Chasing What Is Known

When the ground disappears beneath me the meditation app tells me to accept the groundless nature of things. 

My anxiety has other ideas. 

The anxiety feels the falling, the gasping for air, the reaching for life.

My mind can wrap around groundlessness another day, but today I need the earth, I need solid ground. 

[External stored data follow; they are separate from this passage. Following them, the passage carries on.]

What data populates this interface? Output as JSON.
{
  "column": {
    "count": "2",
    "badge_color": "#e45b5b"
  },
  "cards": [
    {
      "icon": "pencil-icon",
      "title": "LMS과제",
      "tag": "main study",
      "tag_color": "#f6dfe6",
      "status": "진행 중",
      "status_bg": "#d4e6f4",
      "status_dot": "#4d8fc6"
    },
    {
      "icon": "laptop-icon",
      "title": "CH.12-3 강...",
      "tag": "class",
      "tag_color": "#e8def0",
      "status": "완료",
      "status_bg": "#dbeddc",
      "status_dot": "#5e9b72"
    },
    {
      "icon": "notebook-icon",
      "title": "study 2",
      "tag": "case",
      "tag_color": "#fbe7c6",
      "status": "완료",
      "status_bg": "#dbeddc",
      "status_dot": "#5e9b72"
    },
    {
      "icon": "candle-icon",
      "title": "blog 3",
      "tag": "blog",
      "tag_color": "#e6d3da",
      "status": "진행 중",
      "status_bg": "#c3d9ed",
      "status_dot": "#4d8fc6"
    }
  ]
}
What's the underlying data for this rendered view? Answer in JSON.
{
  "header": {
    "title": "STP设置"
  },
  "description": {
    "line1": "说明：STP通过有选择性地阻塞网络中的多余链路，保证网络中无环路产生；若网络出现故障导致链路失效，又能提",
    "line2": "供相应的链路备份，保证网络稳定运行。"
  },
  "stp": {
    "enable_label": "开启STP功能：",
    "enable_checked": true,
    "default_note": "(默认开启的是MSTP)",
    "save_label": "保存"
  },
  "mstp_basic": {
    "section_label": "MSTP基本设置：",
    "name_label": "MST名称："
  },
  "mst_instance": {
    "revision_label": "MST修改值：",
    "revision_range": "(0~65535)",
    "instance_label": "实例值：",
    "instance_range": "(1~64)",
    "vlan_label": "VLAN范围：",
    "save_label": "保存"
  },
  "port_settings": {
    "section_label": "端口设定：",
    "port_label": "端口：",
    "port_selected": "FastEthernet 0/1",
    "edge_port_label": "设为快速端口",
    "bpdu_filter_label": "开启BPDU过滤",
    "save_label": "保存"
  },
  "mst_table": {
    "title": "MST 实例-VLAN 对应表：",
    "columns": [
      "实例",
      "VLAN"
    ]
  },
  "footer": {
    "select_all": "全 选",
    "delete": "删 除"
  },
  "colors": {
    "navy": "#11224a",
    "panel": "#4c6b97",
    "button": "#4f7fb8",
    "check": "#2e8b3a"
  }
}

I email the monastery to see if they have any last-minute cancellations. They do. I go. Not because I’m Catholic or want to be, I go because everything there feels known. I know the bells will ring exactly five minutes before all seven prayers of the day and on the hour. The headstones and hikes will all be in the same places. The stale smell of the church, the lingering incense, the library books. I know the 3:10am bell will annoy me––I’ll roll over and fall back asleep. I know I’ll hate the food but eat it anyway, and am sure to find myself in the kitchen late at night looking for an extra package or two of graham crackers to take to my room. 

This known rhythm draws me in, it comforts me. It is a kind of ground when all else feels like falling. Walking into the church for compline, night prayer, I feel something in my body finally settle. The ground within me glances out of its hermit shell peering around for safety. 

What is known within me? I ask myself. What can I take home from this place, this encounter, this knowing amid all the unknown?

Is our only real ground groundlessness?

Is the only ground temporary ground?

“Do you trust yourself?” My therapist asks me weeks after the monastery. 

I pause and play around with telling myself I do. 

My chest puffs and a temporary courage flows through me. 

“The only real ground is knowing it’s all groundless,” I finally admit. 

Some kind of self-trust emerges, my anxiety can handle the groundlessness today. 

One response to “Chasing What Is Known”

  1. This is a beautiful contemplation! I know some apps may focus on the groundlessness. But honestly I feel it’s best to stay grounded and return to the breath-body frequently. I don’t wade into groundlessness/spaciousness unless I’ve been sitting for at least a good 30 minutes and sense a pretty good degree of concentration. It’s really a concentrated state.